The broader picture to this is very complex.
SANAA (Reuters) - Yemeni tribesmen released five Italians on Friday almost a week after seizing them to pressure the government to release jailed relatives.
Elated but exhausted, the hostages arrived in the capital Sanaa a few hours after leaving a hideout in a remote area of the mountainous, and largely lawless, Marib province.
“We lived in danger, they had guns aimed at our backs,” hostage Enzo Bottillo told Reuters through a translator. The kidnappers, from the Zaidi tribe, had threatened to kill the Italians if the government tried to release them by force.
“The situation was very difficult, it’s a difficult thing for anyone to go through,” added another female hostage.
They Italians are due to fly home Friday evening.
The kidnapping on Sunday was the fourth of Westerners in less than two months, and stoked fears of a return to the wave of abductions that swept Yemen several years ago.

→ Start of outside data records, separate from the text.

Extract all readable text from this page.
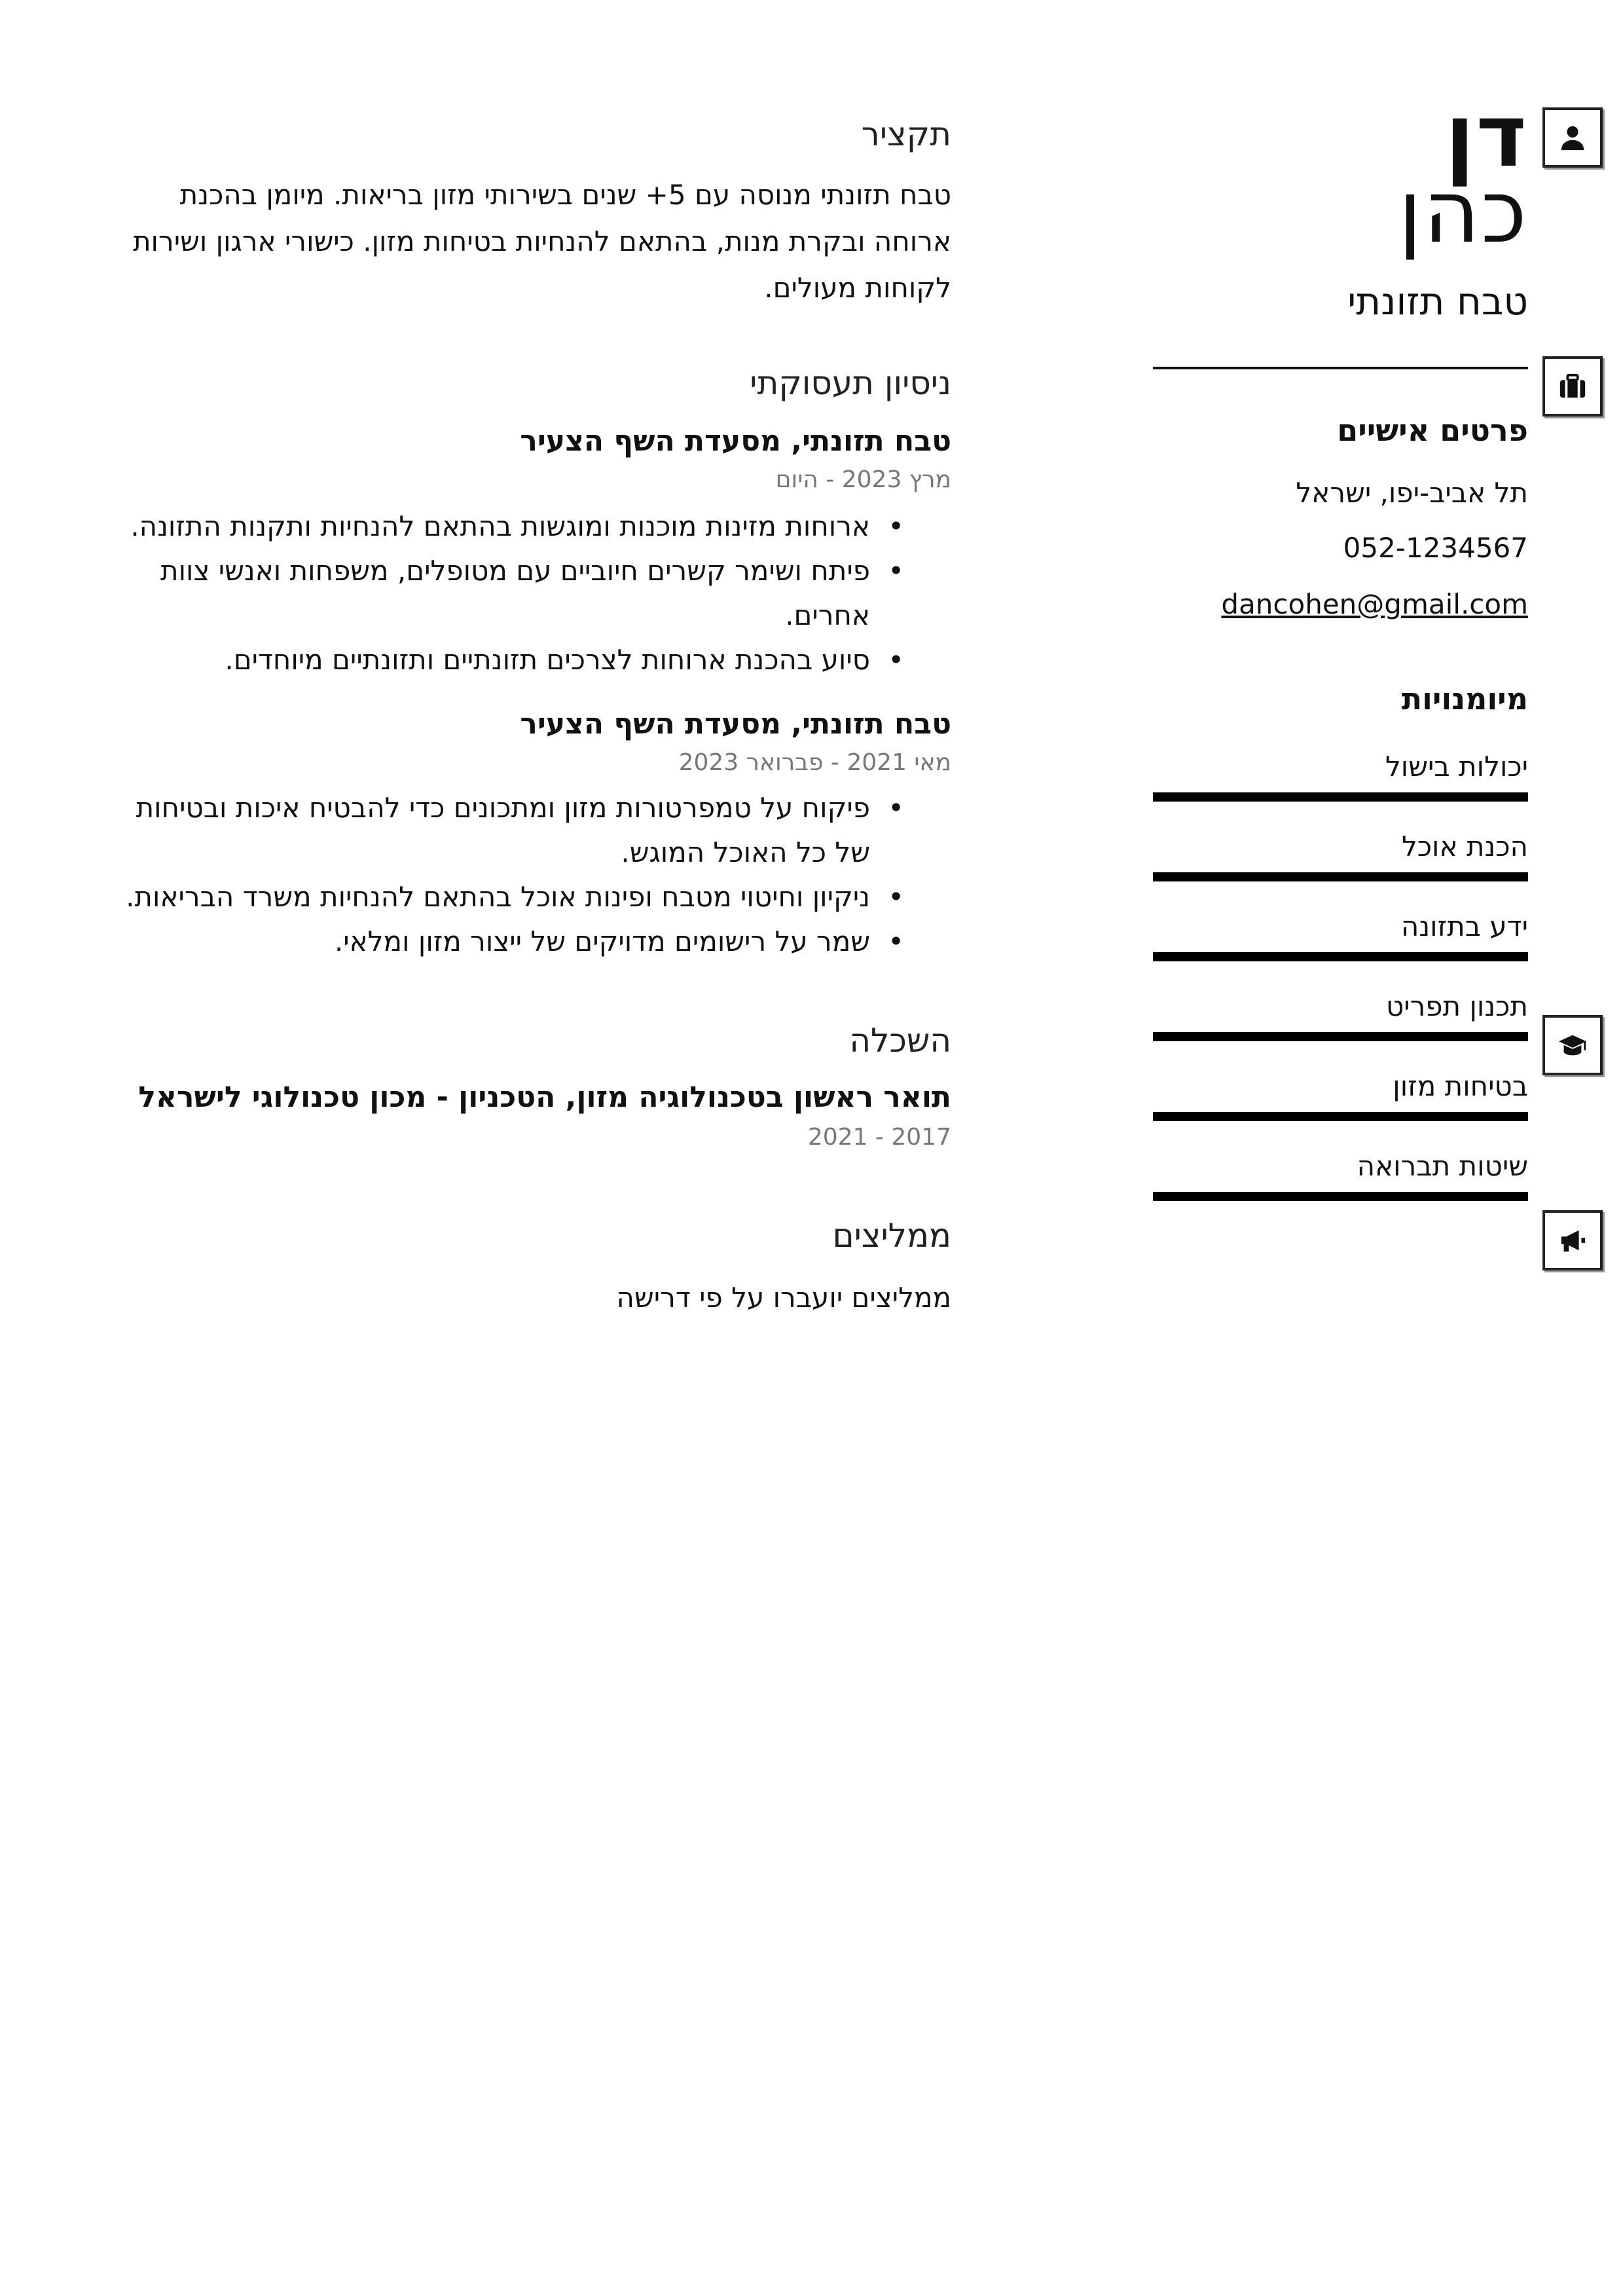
דן
כהן
טבח תזונתי
פרטים אישיים
תל אביב-יפו, ישראל
052-1234567
dancohen@gmail.com
מיומנויות
יכולות בישול
הכנת אוכל
ידע בתזונה
תכנון תפריט
בטיחות מזון
שיטות תברואה
תקציר
טבח תזונתי מנוסה עם 5+ שנים בשירותי מזון בריאות. מיומן בהכנת ארוחה ובקרת מנות, בהתאם להנחיות בטיחות מזון. כישורי ארגון ושירות לקוחות מעולים.
ניסיון תעסוקתי
טבח תזונתי, מסעדת השף הצעיר
מרץ 2023 - היום
• ארוחות מזינות מוכנות ומוגשות בהתאם להנחיות ותקנות התזונה.
• פיתח ושימר קשרים חיוביים עם מטופלים, משפחות ואנשי צוות אחרים.
• סיוע בהכנת ארוחות לצרכים תזונתיים ותזונתיים מיוחדים.
טבח תזונתי, מסעדת השף הצעיר
מאי 2021 - פברואר 2023
• פיקוח על טמפרטורות מזון ומתכונים כדי להבטיח איכות ובטיחות של כל האוכל המוגש.
• ניקיון וחיטוי מטבח ופינות אוכל בהתאם להנחיות משרד הבריאות.
• שמר על רישומים מדויקים של ייצור מזון ומלאי.
השכלה
תואר ראשון בטכנולוגיה מזון, הטכניון - מכון טכנולוגי לישראל
2017 - 2021
ממליצים
ממליצים יועברו על פי דרישה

Yemeni officials said the kidnappers had surrendered to the authorities after five days of negotiations backed by a huge security siege. A security source said counter-terrorism units were used in the operation and the police said they were still hunting two tribesmen linked to the kidnapping.
It was not clear if the government had agreed to some of the kidnappers’ demands, but previous negotiations with hostage takers in Yemen have often been resolved through compromise.
“We thought we were going to die. The last night was very tense. We were ordered at gunpoint to stay on the floor and remain silent,” hostage Piergiorgio Gamba, 51, was quoted by Italian news agency ANSA as saying.
Bottillo said the kidnappers had kept them in a small room with no toilet facilities. “We lived in isolation from the world,” he added.
Scores of tourists and foreigners working in Yemen have been kidnapped over the last decade by tribesmen demanding better schools, roads and services, or the release of jailed relatives but most hostages have been released unharmed.
Yemeni President Ali Abdullah Saleh has vowed to crack down on abductions, and vowed kidnappers will be prosecuted.
Yemen has put to death two convicted hostage-takers since Tuesday and a state-run Web site said the country had decided to execute all kidnappers of Westerners on death row to serve as a deterrent.
Impoverished Yemen hopes to boost its tourism, but attacks by al Qaeda-linked militants and kidnappings by disgruntled tribesmen have scared off many travellers.
The Italians were seized just a day after five German hostages were freed unharmed. In 2000 a Norwegian diplomat was killed in crossfire, and in 1998 four Westerners died during a botched army attempt to free them from Islamic militants.